Well, the results are in. My predictions were a little off, but no worse than most of the pros. What's fun at this point is to handicap the rest of the horse-race.
On the Democrat side, the big news is that Clinton was THIRD. Obama was first, and Edwards just nipped Hillary by a point. Momentum-wise, this is a huge blow for Hillary. Expect to see a lot of movement from the Clinton camp toward the other two. But I think there's also something really, really cool about the Obama win, too. Iowa is one of the whitest states in the union. My dad used to make business trips to Cedar Rapids back in the 70's, and I remember him commenting once how odd lily-white Iowa felt compared to more racially-mixed SC. Yet here we have the black candidate out front... and it's NO BIG DEAL. This is nothing like Jesse Jackson's campaigns of the 80's. Obama has basically transcended the race issue. Part of that is, of course, due to his own charisma and his unique heritage. But I think-hope-pray that another big part is that we, as a nation, have grown up a little. I'm fond of telling my students that my parents graduated from the last two segregated classes at their high school, and watching them look at me like I'm discussing the stone age. It is encouraging to think that more than a generation has passed since those dark days, and that many adults have basically no memory of Jim Crow. Obama's front-runner status is just further evidence that we're on the right track.
On the GOP side, the big news is that Huckabee beat Romney by a wider-than-expected margin. Then Fred Thompson came in basically in a dead heat with McCain for third. All the experts say that now McCain (who is beloved in New Hampshire) beats Romney next week, while Huck gets taken seriously and has a chance to win SC. To quote Lee Corso, "not so fast, my friend!" For McCain, the Obama win hurts in NH. Many of the undecided and independent voters he needs there will likely find the Democrat race with Obama more interesting, which makes the New Hampshire GOP contest both more mainstream Republican and also more secular than Iowa. Not to say that Romney is guaranteed anything there, but he'll survive. I think the biggest winner is Fred Thompson. Mainstream Republicans want a candidate who will hold together the old Reagan coalition. That coalition has three parts: security hawks, tax-cutters, and social/religious conservatives. Most of Romney's support has come from those who begrudgingly admit that he might have the best chance of doing that. Huckabee just can't--he's weak on two of the three (and is the most beatable in the general election, as well). If the shine comes off of Romney, then it's a Fred vs. McCain contest to pick up the support he loses, and McCain gets no love from the mainstream GOP. Also, don't count out Rudy. His strategy doesn't really kick off until Florida.

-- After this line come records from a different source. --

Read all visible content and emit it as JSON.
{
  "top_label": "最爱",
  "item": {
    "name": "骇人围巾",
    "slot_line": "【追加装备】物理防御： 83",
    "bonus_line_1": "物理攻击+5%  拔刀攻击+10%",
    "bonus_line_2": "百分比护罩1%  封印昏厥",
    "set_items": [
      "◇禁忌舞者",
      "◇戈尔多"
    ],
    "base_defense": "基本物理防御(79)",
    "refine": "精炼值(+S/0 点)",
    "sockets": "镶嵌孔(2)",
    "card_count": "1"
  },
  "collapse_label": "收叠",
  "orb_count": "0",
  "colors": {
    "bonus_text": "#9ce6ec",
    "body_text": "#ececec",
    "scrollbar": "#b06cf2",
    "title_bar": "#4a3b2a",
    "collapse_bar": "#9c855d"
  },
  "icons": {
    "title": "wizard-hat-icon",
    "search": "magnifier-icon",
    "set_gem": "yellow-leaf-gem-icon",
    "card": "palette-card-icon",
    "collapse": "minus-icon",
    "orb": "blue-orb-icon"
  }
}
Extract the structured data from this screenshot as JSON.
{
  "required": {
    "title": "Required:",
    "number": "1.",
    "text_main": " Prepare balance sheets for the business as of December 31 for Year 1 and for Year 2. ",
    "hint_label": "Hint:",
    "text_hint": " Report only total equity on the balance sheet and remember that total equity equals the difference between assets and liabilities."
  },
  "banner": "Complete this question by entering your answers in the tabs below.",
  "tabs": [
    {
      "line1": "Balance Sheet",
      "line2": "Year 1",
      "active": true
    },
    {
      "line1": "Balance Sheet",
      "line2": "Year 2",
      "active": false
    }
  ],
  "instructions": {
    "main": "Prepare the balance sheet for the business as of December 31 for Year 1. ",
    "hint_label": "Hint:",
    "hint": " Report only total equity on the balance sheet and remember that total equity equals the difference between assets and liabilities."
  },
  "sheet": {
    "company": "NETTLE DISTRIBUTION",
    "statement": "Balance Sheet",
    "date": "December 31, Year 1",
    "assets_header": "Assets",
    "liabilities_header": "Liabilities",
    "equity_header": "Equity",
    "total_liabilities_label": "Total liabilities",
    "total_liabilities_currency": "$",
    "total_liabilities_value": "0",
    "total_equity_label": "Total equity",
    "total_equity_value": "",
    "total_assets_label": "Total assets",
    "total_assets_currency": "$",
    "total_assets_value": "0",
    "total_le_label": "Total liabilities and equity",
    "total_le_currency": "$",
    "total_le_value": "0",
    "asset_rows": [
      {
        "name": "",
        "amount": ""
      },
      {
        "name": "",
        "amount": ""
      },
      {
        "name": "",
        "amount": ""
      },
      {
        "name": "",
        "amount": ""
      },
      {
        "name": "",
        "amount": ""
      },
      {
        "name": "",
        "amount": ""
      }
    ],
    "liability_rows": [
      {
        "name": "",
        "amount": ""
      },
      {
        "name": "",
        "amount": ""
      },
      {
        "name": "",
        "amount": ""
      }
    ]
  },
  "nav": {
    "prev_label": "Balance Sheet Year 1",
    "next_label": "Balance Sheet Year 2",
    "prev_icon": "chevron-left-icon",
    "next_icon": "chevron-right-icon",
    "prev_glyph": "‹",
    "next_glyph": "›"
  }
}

So, the verdict is this: Obama has staked himself to a really good position on the Democrat side, but the Republican race is, if anything, even more up in the air than it was last week. Sadly, these first two traditional state (Iowa and New Hampshire) don't look anything like the rest of the nation in real life, and their disproportionate impact on coverage and momentum is a bit overblown. But hey, it's fun to watch!